Berry’s death shocked the FIU campus, and prompted a scathing internal report blasting the school’s delay in notifying students about the killing. Berry, 22, led the team in touchdowns the season before his death, while Wyche was briefly a walk-on football player for the Panthers.
In March 2010, Wyche had smashed or threw a cookie in the face of Berry’s girlfriend. Later that day, several of his teammates — with Berry watching about 50 yards away — confronted Wyche and his friends outside the gym.
Scrums broke out in front of the rec center. At trial, jurors heard that Wyche ran away, but then reengaged, retrieving a pair of scissors from his backpack before stabbing Berry in the chest.
Wyche, now 27, also taunted Berry’s friends as the young man crumpled to the ground, mortally wounded.
For Miami-Dade prosecutors, the case was a thorny one because of Florida’s controversial Stand Your Ground law, which eliminated a citizen’s duty to retreat in using deadly force to counter a threat of “great bodily harm” or death.
His defense lawyer insisted that Wyche used deadly force only when confronted by a group of muscle-bound football players bent on beating him up.
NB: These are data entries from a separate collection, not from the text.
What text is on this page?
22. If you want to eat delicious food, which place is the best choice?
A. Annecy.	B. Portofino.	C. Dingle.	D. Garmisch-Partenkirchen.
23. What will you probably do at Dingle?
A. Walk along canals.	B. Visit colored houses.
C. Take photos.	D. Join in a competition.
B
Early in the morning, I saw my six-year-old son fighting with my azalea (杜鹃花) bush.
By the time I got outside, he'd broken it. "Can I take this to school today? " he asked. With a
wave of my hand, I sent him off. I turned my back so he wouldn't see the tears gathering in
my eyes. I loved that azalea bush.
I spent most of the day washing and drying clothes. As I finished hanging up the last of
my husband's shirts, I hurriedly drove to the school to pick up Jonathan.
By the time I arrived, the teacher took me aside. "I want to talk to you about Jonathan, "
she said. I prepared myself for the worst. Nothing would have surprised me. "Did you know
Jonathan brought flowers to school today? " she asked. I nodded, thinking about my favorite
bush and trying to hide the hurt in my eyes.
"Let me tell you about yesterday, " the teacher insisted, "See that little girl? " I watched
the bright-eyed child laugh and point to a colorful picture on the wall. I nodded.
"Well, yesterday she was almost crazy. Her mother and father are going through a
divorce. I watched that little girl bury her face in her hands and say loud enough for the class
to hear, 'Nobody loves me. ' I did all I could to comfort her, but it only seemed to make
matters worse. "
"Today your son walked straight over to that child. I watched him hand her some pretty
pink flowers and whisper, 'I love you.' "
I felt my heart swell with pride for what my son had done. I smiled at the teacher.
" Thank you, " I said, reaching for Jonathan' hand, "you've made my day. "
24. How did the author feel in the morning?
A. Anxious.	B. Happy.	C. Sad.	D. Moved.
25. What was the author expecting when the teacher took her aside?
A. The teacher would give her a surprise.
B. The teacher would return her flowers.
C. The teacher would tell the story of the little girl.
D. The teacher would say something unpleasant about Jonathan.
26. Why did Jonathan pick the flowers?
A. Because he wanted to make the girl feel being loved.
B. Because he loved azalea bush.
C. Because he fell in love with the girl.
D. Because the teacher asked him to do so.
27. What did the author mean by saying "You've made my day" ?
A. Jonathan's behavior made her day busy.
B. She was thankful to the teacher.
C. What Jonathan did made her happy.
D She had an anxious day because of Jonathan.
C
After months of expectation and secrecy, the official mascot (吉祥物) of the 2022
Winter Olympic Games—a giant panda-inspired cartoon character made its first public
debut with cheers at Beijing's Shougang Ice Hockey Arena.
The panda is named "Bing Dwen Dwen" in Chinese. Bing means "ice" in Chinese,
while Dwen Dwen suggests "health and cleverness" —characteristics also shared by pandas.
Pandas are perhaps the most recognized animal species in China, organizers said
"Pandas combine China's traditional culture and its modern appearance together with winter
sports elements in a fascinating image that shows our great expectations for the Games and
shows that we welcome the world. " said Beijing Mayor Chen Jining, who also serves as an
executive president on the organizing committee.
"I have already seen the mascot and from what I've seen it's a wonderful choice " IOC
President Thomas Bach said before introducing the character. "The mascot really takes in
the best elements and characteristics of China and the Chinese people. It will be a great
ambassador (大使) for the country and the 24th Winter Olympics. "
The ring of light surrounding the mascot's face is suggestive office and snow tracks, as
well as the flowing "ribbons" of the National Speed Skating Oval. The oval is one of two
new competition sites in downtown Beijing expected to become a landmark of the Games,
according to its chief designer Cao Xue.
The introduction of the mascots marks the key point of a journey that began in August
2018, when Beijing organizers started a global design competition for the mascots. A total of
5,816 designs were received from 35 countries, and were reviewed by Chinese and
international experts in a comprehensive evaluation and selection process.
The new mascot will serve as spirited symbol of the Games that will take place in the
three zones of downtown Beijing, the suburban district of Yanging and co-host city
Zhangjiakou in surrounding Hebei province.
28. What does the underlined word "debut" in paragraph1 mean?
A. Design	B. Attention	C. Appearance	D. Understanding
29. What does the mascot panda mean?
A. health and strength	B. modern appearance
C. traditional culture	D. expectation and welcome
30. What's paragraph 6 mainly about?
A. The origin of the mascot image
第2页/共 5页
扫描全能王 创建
The jury deliberated just one hour in convicting Wyche of second-degree murder with a deadly weapon.
A Miami-Dade judge later sentenced Wyche to 20.5 years in prison.
On Wednesday, a unanimous three-judge panel said there was “competent substantial evidence” for jurors to have concluded that Wyche “was the initial aggressor.”
The panel also concluded that Wyche’s “actions, coupled with his own words, clearly satisfied the element of second-degree murder, specifically that the defendant acted with ill will, hatred and an evil intent.”